How Charm Industrial hopes to use crops to cut steel emissions

The iron and steel industry produces about 4 billion tons of carbon emissions each year, accounting for around 10% of all energy-related climate pollution, according to a 2020 report by the International Energy Agency. Those figures have risen sharply this century, driven by rapid economic growth in China and elsewhere.

The hefty emissions and increasingly strict climate policies in some areas, including Canada and the European Union, have started to compel some companies to explore cleaner ways of producing these essential building blocks of the modern world.

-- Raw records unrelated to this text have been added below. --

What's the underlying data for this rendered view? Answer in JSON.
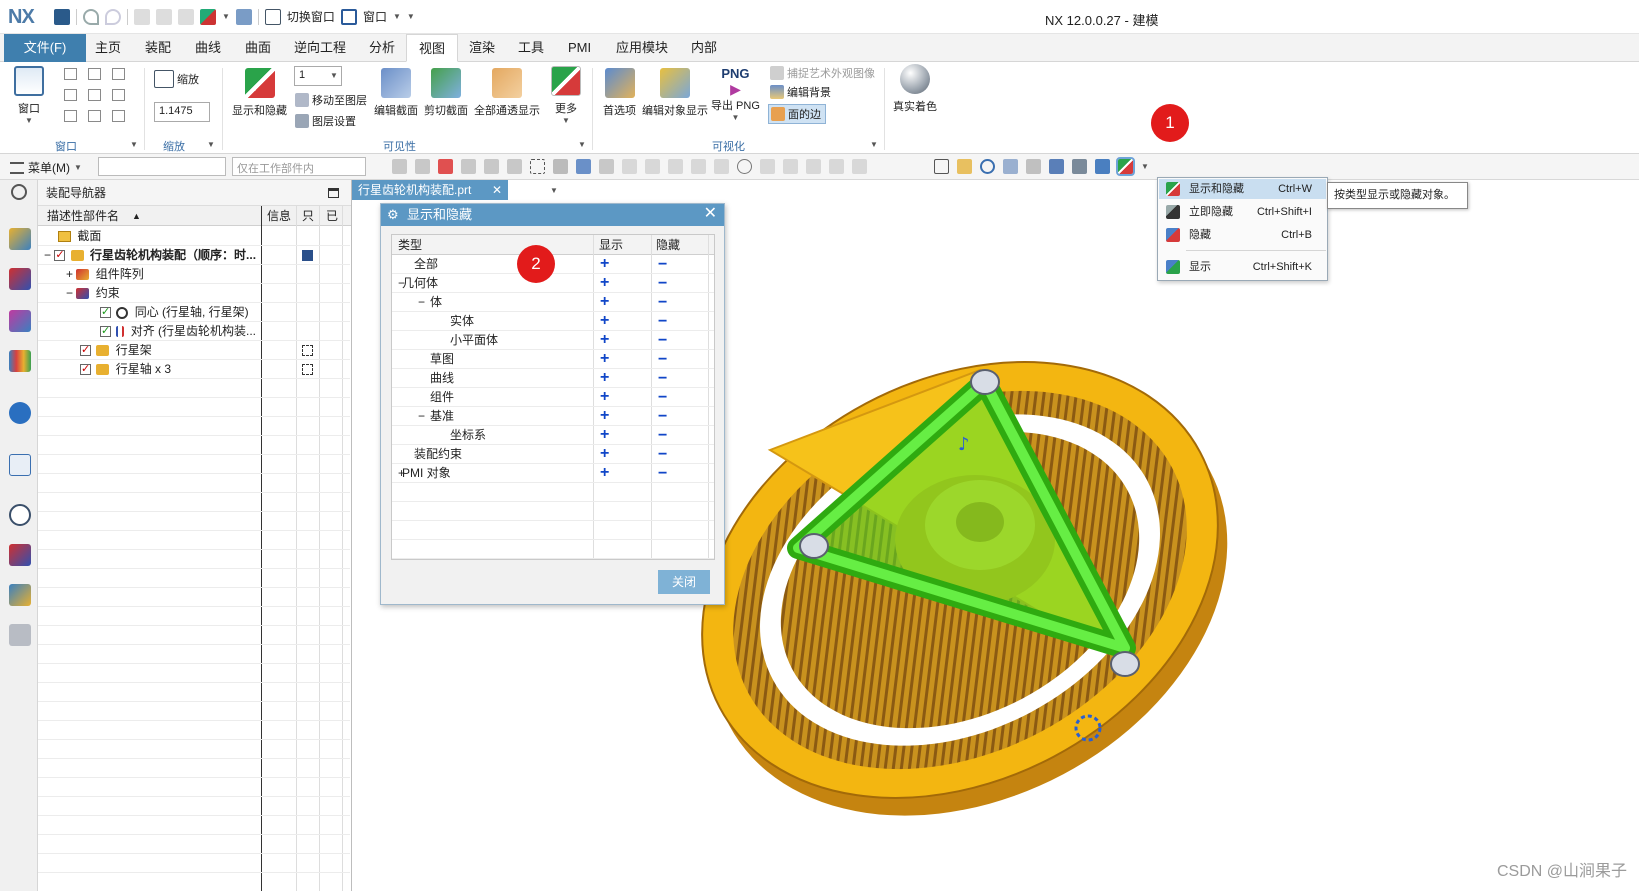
{
  "window": {
    "logo": "NX",
    "title": "NX 12.0.0.27 - 建模",
    "qat_switch_window": "切换窗口",
    "qat_window": "窗口"
  },
  "tabs": [
    "文件(F)",
    "主页",
    "装配",
    "曲线",
    "曲面",
    "逆向工程",
    "分析",
    "视图",
    "渲染",
    "工具",
    "PMI",
    "应用模块",
    "内部"
  ],
  "active_tab": "视图",
  "ribbon": {
    "window_btn": "窗口",
    "zoom_btn": "缩放",
    "zoom_value": "1.1475",
    "show_hide": "显示和隐藏",
    "layer_combo": "1",
    "move_to_layer": "移动至图层",
    "layer_settings": "图层设置",
    "edit_section": "编辑截面",
    "clip_section": "剪切截面",
    "show_all_through": "全部通透显示",
    "more": "更多",
    "preferences": "首选项",
    "edit_object_display": "编辑对象显示",
    "export_png_top": "PNG",
    "export_png": "导出 PNG",
    "capture_art": "捕捉艺术外观图像",
    "edit_background": "编辑背景",
    "face_edges": "面的边",
    "true_shading": "真实着色",
    "groups": {
      "window": "窗口",
      "zoom": "缩放",
      "visibility": "可见性",
      "visualization": "可视化"
    }
  },
  "toolbar": {
    "menu": "菜单(M)",
    "filter_placeholder": "仅在工作部件内"
  },
  "navigator": {
    "title": "装配导航器",
    "col_name": "描述性部件名",
    "col_info": "信息",
    "col_readonly": "只",
    "col_modified": "已",
    "rows": [
      {
        "label": "截面"
      },
      {
        "label": "行星齿轮机构装配（顺序：时..."
      },
      {
        "label": "组件阵列"
      },
      {
        "label": "约束"
      },
      {
        "label": "同心 (行星轴, 行星架)"
      },
      {
        "label": "对齐 (行星齿轮机构装..."
      },
      {
        "label": "行星架"
      },
      {
        "label": "行星轴 x 3"
      }
    ]
  },
  "graphics": {
    "part_tab": "行星齿轮机构装配.prt"
  },
  "dialog": {
    "title": "显示和隐藏",
    "col_type": "类型",
    "col_show": "显示",
    "col_hide": "隐藏",
    "rows": [
      {
        "label": "全部"
      },
      {
        "label": "几何体"
      },
      {
        "label": "体"
      },
      {
        "label": "实体"
      },
      {
        "label": "小平面体"
      },
      {
        "label": "草图"
      },
      {
        "label": "曲线"
      },
      {
        "label": "组件"
      },
      {
        "label": "基准"
      },
      {
        "label": "坐标系"
      },
      {
        "label": "装配约束"
      },
      {
        "label": "PMI 对象"
      }
    ],
    "show_symbol": "+",
    "hide_symbol": "−",
    "close_btn": "关闭"
  },
  "dropdown": {
    "items": [
      {
        "label": "显示和隐藏",
        "shortcut": "Ctrl+W",
        "icon": "show-hide-icon"
      },
      {
        "label": "立即隐藏",
        "shortcut": "Ctrl+Shift+I",
        "icon": "immediate-hide-icon"
      },
      {
        "label": "隐藏",
        "shortcut": "Ctrl+B",
        "icon": "hide-icon"
      },
      {
        "label": "显示",
        "shortcut": "Ctrl+Shift+K",
        "icon": "show-icon"
      }
    ],
    "tooltip": "按类型显示或隐藏对象。"
  },
  "annotations": {
    "badge1": "1",
    "badge2": "2"
  },
  "watermark": "CSDN @山涧果子",
  "colors": {
    "accent": "#3f7fae",
    "gear": "#f0b400",
    "carrier": "#44dd22",
    "badge": "#e21b1b"
  }
}
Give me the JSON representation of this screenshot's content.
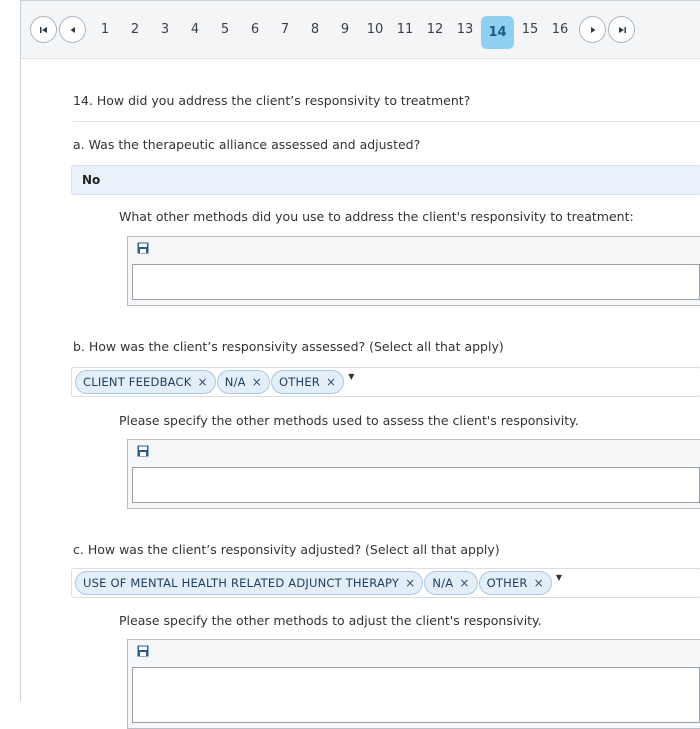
{
  "pager": {
    "pages": [
      "1",
      "2",
      "3",
      "4",
      "5",
      "6",
      "7",
      "8",
      "9",
      "10",
      "11",
      "12",
      "13",
      "14",
      "15",
      "16"
    ],
    "current": "14"
  },
  "question": {
    "title": "14. How did you address the client’s responsivity to treatment?"
  },
  "section_a": {
    "label": "a. Was the therapeutic alliance assessed and adjusted?",
    "answer": "No",
    "followup_label": "What other methods did you use to address the client's responsivity to treatment:",
    "followup_value": ""
  },
  "section_b": {
    "label": "b. How was the client’s responsivity assessed? (Select all that apply)",
    "chips": [
      "CLIENT FEEDBACK",
      "N/A",
      "OTHER"
    ],
    "followup_label": "Please specify the other methods used to assess the client's responsivity.",
    "followup_value": ""
  },
  "section_c": {
    "label": "c. How was the client’s responsivity adjusted? (Select all that apply)",
    "chips": [
      "USE OF MENTAL HEALTH RELATED ADJUNCT THERAPY",
      "N/A",
      "OTHER"
    ],
    "followup_label": "Please specify the other methods to adjust the client's responsivity.",
    "followup_value": ""
  },
  "icons": {
    "chip_remove": "×",
    "dropdown": "▼"
  },
  "colors": {
    "active_page": "#8fd0f2",
    "chip_bg": "#e3eef9",
    "answer_bg": "#e9f2fb"
  }
}
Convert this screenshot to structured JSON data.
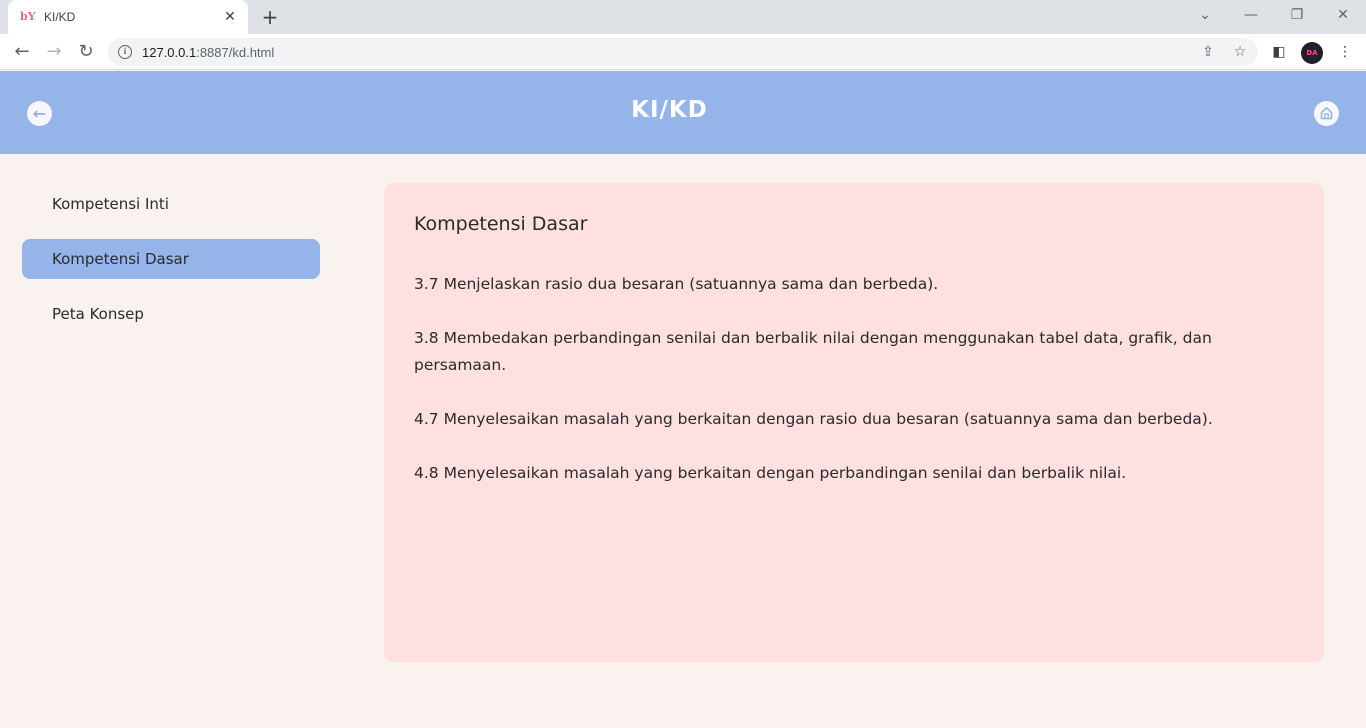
{
  "browser": {
    "tab_title": "KI/KD",
    "favicon_text": "bY",
    "url_host": "127.0.0.1",
    "url_rest": ":8887/kd.html",
    "profile_initials": "DA"
  },
  "header": {
    "title": "KI/KD"
  },
  "sidebar": {
    "items": [
      {
        "label": "Kompetensi Inti"
      },
      {
        "label": "Kompetensi Dasar"
      },
      {
        "label": "Peta Konsep"
      }
    ]
  },
  "content": {
    "title": "Kompetensi Dasar",
    "items": [
      {
        "text": "3.7 Menjelaskan rasio dua besaran (satuannya sama dan berbeda)."
      },
      {
        "text": "3.8 Membedakan perbandingan senilai dan berbalik nilai dengan menggunakan tabel data, grafik, dan persamaan."
      },
      {
        "text": "4.7 Menyelesaikan masalah yang berkaitan dengan rasio dua besaran (satuannya sama dan berbeda)."
      },
      {
        "text": "4.8 Menyelesaikan masalah yang berkaitan dengan perbandingan senilai dan berbalik nilai."
      }
    ]
  },
  "colors": {
    "header_bg": "#95b4ea",
    "page_bg": "#faf2ee",
    "card_bg": "#fde0df",
    "active_item_bg": "#95b4ea"
  }
}
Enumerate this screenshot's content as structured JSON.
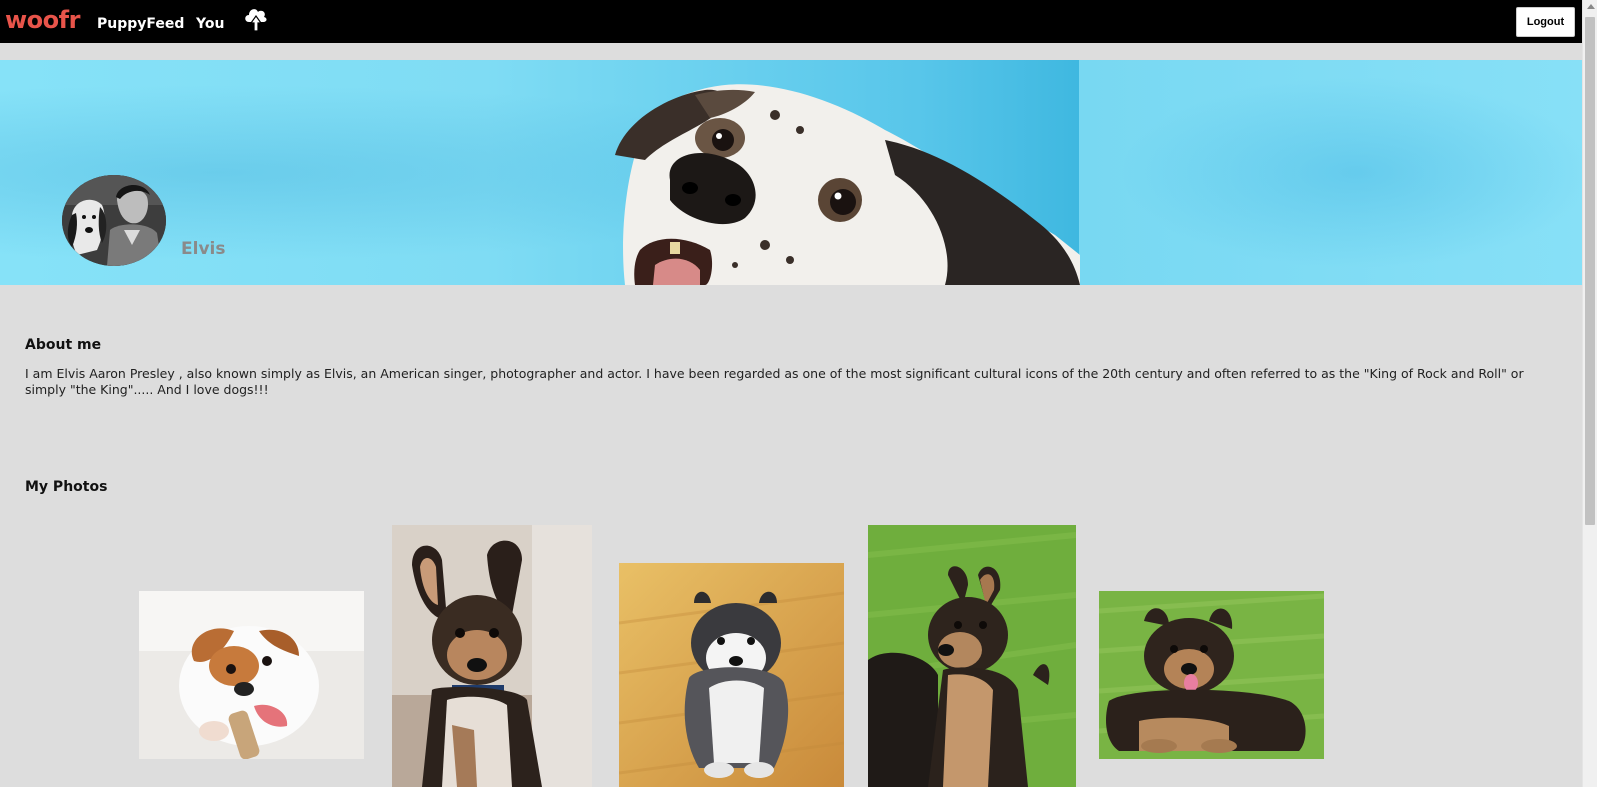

The Swedish joint venture Hybrit delivered the first commercial batch of green steel to Volvo last year. This partnership between the steel giant SSAB, the state-owned power company Vattenfall, and the mining company LKAB, used a manufacturing method that relied on carbon-free hydrogen in lieu of coal and coke. Other companies are exploring the use of facilities with equipment that captures carbon dioxide or, like Boston Metalimplementing entirely different electrochemical methods.

Charm is evaluating still another approach. In the back corner of the company’s warehouse, employees have been using a narrow metal contraption, known as a reformer, to react the company’s bio-oil with hot steam and oxygen. That produces what’s known as syngas, which is mostly a mix of carbon monoxide and hydrogen.

Bio-oil produced from crop remains.


That could potentially be swapped into one method of producing iron and steel.

The most common form of steel production starts with a blast furnace, which heats iron ore, limestone, and coke, a form of coal, to temperatures above 1,500 ˚C. The resulting carbon-laden metal, known as “pig iron,” then moves into a second furnace, where oxygen is blown into it, impurities are removed, and other materials are added to produce various grades of steel.

Emissions occur at every stage of this process, including the extraction and production of iron, coal, and coke; the combustion of fuels to run the furnaces; and the chemical reactions that occur within them.

But about 7% of non-recycled steel today is produced in a different type of furnace, using what’s known as a direct-reduction method. It usually relies on natural gas to strip oxygen atoms off the iron oxide ore in a shaft furnace. This produces what’s known as sponge iron, which basically just needs to be melted and mixed with other materials. That second step can be done in what’s known as an electric arc furnace, which can run on carbon-free power from solar, wind, geothermal, or nuclear plants.